25 November 2020 | News
Formation of Scientific Advisory Board of Pioneers in Sodium Ion Channellopathy and Pain
Photo Credit: Freepik
OliPass Corporation, a South Korea based biotech specialized in the development of RNA therapeutics, announced to commission a Scientific Advisory Board ("SAB") of key experts in sodium ion channelopathy and pain.
The SAB will advise OliPass on the clinical development of OLP-1002, an SCN9A antisense pain killer being evaluated in moderate to severe osteoarthritis patients with pain in Phase1/b clinical trial.
"We are more than thrilled to work with such a distinguished group of pioneers in the field of sodium ion channelopathy", said Dr. Shin Chung, the founder and CEO of OliPass Corporation. "There is a pressing need for more effective, non-opiate treatments for pain. Building upon impressive early progress, OliPass has now recruited world-class experts to help shape clinical studies. I look forward to progress, and hopefully to a much-needed new approach to treatment of pain", said Professor Stephen Waxman of Yale University who will chair the SAB.
Professor Waxman led a team that identified sodium ion channel Nav1.7 as a regulator of pain. He has since contributed to studies that have provided evidence that Nav1.7 blockers can reduce pain in erythromelalgia (man-on-fire syndrome) and trigeminal neuralgia.
People with a loss-of-function mutation of the SCN9A gene were found insensitive to pain but with other sensory functions undisturbed. Since the SCN9A gene encodes Nav1.7 sodium ion channel subtype, a selective inhibitor of Nav1.7 has been implicated to be a pain killer with strong efficacy and excellent safety. Unfortunately there are at least 10 sodium ion channels structurally almost indistinguishable with small molecule inhibitors. Although small molecule inhibitors of Nav1.7 have been abundantly evaluated, none have manifested strong analgesic efficacy and good safety most likely due to lack of Nav1.7 selectivity.

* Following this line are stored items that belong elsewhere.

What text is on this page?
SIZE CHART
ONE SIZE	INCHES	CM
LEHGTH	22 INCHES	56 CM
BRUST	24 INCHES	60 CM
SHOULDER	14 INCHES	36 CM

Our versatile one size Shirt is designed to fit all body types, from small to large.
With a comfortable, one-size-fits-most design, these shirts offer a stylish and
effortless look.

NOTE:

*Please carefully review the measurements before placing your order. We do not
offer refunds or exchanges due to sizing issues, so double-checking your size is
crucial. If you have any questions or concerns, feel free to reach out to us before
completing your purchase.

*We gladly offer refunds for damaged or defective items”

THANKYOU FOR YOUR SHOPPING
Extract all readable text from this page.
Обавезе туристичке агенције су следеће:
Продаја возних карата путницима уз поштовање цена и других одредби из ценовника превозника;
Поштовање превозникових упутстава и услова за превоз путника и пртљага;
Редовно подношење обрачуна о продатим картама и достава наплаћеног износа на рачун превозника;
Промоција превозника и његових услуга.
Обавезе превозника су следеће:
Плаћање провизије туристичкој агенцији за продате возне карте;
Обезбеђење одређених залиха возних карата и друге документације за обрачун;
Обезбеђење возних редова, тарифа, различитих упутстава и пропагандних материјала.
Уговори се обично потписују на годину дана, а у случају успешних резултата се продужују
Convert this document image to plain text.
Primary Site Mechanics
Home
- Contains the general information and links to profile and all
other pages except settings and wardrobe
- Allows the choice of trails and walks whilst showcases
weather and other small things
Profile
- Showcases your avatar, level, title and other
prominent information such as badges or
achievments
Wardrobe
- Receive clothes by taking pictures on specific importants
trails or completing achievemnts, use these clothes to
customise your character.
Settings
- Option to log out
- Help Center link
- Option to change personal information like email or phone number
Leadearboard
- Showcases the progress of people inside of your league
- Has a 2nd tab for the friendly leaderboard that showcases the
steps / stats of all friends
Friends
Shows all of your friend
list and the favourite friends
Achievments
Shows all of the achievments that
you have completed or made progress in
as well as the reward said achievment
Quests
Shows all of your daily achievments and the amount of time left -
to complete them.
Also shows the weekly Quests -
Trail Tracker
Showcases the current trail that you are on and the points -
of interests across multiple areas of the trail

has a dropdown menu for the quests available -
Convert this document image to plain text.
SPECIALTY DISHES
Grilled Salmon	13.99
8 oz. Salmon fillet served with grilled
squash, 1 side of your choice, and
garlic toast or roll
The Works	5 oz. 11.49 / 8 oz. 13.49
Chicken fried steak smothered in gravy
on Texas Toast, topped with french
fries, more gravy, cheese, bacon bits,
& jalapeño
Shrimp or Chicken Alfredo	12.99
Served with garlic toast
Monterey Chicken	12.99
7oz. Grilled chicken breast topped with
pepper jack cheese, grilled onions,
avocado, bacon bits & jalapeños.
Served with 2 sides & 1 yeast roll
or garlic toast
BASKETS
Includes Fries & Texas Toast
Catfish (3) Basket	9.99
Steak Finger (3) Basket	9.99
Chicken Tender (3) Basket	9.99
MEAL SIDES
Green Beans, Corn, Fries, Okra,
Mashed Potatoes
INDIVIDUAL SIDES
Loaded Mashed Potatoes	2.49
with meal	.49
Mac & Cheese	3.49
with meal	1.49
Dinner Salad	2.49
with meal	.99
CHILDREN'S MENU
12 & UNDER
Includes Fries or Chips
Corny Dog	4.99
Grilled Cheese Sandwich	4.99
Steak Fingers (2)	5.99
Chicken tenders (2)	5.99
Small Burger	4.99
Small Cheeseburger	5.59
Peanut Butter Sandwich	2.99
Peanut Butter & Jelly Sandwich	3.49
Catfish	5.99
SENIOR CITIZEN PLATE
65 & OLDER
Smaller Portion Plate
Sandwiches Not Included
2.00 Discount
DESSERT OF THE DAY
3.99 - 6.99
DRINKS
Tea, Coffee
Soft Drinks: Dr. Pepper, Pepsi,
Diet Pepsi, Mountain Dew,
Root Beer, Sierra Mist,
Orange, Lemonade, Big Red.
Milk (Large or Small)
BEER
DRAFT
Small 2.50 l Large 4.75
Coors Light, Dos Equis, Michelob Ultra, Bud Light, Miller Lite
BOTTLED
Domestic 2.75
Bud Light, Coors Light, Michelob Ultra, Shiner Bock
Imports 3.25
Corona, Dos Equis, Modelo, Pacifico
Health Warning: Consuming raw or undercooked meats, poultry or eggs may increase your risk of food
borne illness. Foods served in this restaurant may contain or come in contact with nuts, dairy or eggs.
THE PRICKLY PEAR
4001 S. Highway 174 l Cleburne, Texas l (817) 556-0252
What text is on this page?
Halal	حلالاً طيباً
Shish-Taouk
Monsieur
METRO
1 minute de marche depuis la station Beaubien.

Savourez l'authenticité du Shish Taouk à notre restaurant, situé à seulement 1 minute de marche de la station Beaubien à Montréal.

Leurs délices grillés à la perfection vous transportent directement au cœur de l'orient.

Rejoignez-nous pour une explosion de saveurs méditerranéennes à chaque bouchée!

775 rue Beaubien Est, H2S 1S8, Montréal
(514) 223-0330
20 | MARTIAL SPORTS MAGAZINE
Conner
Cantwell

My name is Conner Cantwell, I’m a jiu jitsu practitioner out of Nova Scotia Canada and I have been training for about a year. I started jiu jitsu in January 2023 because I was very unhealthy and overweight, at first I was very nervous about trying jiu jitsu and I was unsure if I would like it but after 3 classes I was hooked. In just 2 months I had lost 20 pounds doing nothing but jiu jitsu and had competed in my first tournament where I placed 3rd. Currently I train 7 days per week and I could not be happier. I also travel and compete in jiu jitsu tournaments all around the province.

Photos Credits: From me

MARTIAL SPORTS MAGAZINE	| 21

OLP-1002 is an antisense OPNA (OliPass Peptide Nucleic Acid) selectively targeting the SCN9A pre-mRNA to induce exon skipping, and inhibits the expression of Nav1.7 only. OLP-1002 reproduces much of the clinical phenotype of people with SCN9A channelopathy. Unlike small molecule Nav1.7 inhibitors with limited Nav1.7 selectivity, OLP-1002 is expected to safely treat various types of pain as a selective inhibitor of Nav1.7. Considering that there are not many safe therapeutic options available for chronic pain, neuropathic pain, cancer pain and various types of refractory pain, OLP-1002 is expected to markedly enhance quality of life by replacing popular pain killers such as NSAIDs, opioids, anti-depressants, and anti-epileptic drugs. The strong efficacy and excellent safety of OLP-1002 shall triger positive changes in the global pain killer market of currently about 100 billion USD per year.